Opere visive e performance con drammaturgia e musiche originali.
La nostra carne è un enigma che come enigma si esprime”.
Pier Paolo Pasolini

Solo agli animali sembra ancora concesso il privilegio di nascondersi quando stanno per morire. A noi tocca restare qui, con mille occhi addosso, agli sgoccioli di una festa che dura da secoli: la festa di un'umanità anch'essa agli sgoccioli. Un ossessivo, indefesso carnevale contemporaneo, dove i corpi - sminuzzati, amputati, usati, ricuciti - sempre e comunque esposti al pubblico, non hanno più niente da dare, a parte scontata epidermide.  Narcisi compulsivi allevati a desiderarsi sempre in mostra e a ogni costo vincenti, nel lavoro, nelle relazioni, nel sesso, pena l'onta della vergogna e l'esclusione da una nuova, ambigua forma di comunità. Dietro la maschera della tolleranza, germogliano in vero tabù enormi.

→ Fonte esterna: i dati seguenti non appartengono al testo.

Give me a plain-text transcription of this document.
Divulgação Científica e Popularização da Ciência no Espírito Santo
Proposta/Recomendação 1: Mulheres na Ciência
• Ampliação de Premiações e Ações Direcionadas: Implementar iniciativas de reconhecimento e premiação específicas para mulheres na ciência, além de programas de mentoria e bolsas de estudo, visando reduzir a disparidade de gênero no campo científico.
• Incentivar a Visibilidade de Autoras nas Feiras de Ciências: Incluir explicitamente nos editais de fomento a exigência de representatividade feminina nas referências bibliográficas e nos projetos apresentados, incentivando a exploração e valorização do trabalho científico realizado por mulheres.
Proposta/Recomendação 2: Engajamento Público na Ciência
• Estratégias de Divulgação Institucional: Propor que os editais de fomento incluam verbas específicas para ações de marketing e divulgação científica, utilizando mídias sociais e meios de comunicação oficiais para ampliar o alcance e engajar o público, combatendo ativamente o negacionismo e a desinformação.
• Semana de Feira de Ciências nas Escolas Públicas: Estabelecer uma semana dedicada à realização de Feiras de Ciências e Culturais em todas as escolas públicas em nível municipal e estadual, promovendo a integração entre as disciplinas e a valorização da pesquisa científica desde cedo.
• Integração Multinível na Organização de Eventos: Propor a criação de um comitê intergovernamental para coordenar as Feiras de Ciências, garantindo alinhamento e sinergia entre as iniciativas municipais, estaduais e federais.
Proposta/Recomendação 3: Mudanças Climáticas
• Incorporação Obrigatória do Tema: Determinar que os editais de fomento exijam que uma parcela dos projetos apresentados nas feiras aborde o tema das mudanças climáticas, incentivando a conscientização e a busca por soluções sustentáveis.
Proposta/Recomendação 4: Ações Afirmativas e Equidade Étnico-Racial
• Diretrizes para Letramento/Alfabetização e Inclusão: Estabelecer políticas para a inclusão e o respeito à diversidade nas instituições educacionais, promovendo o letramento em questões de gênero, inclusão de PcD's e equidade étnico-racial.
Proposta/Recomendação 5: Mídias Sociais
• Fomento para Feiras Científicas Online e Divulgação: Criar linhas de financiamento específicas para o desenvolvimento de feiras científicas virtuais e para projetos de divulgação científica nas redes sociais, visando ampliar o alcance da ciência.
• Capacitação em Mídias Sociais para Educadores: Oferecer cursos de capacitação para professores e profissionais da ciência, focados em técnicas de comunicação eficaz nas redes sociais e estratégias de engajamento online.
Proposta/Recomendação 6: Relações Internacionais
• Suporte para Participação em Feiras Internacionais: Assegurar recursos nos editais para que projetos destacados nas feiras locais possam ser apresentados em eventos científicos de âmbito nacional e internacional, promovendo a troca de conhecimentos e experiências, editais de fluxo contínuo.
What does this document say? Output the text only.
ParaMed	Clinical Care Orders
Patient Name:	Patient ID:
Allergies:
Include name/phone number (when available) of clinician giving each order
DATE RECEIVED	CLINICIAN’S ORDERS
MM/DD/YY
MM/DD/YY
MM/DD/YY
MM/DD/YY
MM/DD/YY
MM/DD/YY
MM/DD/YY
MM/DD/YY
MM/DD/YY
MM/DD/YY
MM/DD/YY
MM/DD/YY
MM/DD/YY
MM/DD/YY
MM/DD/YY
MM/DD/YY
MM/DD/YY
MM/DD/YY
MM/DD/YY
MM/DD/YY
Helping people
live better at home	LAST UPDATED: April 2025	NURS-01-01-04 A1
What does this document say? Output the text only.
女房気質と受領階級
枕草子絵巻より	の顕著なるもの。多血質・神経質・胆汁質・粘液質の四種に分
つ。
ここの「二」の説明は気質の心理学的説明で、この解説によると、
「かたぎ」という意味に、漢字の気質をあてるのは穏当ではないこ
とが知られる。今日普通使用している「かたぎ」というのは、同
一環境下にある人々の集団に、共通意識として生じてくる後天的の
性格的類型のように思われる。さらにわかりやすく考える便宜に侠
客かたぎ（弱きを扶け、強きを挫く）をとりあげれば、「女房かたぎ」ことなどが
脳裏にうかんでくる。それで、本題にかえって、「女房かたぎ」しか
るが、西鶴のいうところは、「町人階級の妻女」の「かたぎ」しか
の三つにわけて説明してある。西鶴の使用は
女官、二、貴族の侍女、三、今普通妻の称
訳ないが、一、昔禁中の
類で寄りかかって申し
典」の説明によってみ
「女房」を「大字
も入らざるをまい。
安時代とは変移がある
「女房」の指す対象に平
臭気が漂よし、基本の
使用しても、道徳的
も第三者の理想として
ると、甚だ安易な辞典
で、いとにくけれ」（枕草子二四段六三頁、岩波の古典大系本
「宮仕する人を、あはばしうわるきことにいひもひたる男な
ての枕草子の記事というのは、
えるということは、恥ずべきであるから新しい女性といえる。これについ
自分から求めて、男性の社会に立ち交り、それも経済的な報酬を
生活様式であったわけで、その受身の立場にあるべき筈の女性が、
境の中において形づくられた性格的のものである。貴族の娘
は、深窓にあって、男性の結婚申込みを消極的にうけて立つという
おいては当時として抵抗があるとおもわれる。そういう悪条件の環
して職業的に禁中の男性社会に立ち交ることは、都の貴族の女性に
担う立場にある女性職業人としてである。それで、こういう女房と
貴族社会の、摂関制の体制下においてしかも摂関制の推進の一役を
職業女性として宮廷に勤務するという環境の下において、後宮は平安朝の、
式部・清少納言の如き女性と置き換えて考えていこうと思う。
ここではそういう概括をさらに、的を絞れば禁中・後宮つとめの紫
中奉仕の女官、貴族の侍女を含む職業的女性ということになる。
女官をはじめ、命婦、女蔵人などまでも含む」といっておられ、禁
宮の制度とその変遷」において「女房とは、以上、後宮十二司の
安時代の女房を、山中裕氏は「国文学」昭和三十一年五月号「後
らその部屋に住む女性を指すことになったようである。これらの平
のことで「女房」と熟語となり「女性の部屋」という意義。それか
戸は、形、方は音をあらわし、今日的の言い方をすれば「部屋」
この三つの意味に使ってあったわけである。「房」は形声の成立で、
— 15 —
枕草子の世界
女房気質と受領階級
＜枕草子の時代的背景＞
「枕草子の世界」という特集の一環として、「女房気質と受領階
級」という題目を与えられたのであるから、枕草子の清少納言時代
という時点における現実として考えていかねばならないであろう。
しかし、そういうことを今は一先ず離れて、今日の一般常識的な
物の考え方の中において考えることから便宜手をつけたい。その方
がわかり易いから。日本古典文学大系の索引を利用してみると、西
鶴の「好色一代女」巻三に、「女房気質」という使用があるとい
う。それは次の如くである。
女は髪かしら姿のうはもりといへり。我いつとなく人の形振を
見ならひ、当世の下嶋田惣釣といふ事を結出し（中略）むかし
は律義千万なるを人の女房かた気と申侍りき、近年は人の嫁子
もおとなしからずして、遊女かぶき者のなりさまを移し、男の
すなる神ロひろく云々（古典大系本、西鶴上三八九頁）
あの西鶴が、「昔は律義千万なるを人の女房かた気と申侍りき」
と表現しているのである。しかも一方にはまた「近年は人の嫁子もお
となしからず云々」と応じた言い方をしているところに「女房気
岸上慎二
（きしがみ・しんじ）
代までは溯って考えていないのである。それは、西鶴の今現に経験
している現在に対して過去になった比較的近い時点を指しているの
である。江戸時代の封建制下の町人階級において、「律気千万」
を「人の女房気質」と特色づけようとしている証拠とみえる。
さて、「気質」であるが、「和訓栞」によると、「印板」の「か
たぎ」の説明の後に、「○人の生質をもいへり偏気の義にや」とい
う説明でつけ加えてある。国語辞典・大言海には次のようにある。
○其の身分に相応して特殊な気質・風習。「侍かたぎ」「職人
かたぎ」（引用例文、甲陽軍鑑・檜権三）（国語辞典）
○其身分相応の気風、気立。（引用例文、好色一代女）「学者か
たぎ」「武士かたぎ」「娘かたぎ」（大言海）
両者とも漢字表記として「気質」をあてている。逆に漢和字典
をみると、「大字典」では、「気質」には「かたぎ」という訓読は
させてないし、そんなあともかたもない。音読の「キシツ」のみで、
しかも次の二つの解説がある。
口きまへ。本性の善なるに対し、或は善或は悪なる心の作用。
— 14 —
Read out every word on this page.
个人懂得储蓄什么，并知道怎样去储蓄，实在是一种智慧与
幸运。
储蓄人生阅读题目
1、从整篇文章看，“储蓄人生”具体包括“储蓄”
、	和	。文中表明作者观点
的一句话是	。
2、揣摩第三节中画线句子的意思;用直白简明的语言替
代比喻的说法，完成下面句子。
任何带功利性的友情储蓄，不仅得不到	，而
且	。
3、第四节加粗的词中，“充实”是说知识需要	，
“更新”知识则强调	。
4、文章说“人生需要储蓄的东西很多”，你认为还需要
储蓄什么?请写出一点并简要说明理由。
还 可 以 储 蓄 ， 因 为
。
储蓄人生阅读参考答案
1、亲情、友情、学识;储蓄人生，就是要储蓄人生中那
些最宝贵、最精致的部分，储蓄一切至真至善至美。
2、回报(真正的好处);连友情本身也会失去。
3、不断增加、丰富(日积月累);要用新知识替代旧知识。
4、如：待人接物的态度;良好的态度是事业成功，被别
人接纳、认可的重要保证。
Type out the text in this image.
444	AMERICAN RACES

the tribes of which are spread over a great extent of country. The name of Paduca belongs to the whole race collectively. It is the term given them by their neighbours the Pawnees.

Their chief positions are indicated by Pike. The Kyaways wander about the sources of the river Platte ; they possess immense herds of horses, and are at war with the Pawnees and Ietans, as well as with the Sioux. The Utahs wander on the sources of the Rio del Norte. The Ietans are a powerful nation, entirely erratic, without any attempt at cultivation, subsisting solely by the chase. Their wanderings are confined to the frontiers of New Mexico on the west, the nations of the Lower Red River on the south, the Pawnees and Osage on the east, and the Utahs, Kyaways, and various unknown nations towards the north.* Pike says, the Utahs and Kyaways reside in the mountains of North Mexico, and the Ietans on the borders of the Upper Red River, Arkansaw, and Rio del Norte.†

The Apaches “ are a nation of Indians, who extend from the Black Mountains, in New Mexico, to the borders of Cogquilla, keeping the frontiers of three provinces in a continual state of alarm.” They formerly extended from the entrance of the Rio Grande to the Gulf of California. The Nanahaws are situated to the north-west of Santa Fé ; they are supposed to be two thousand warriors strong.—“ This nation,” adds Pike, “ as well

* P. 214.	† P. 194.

In un clima fra festino in vitro e zapping tv e usando l'iconografia medievale come filtro prediletto, giochiamo con questa nuova età buia, con le sue bellezze e le sue decadenze.
Radiografando i corpi fino all'osso, in questi anni in cui più si è consumati, nevrotici, sull'orlo del baratro, e più si festeggia, noi offriamo un banchetto in cerca dell'Osceno, dell'enigma della carne, ma senza scandalo, perché se ci sono corpi nudi, sono ormai cadaveri e, se c'è un atto di genuina svergognatezza, è ammettere che stiamo cadendo a pezzi.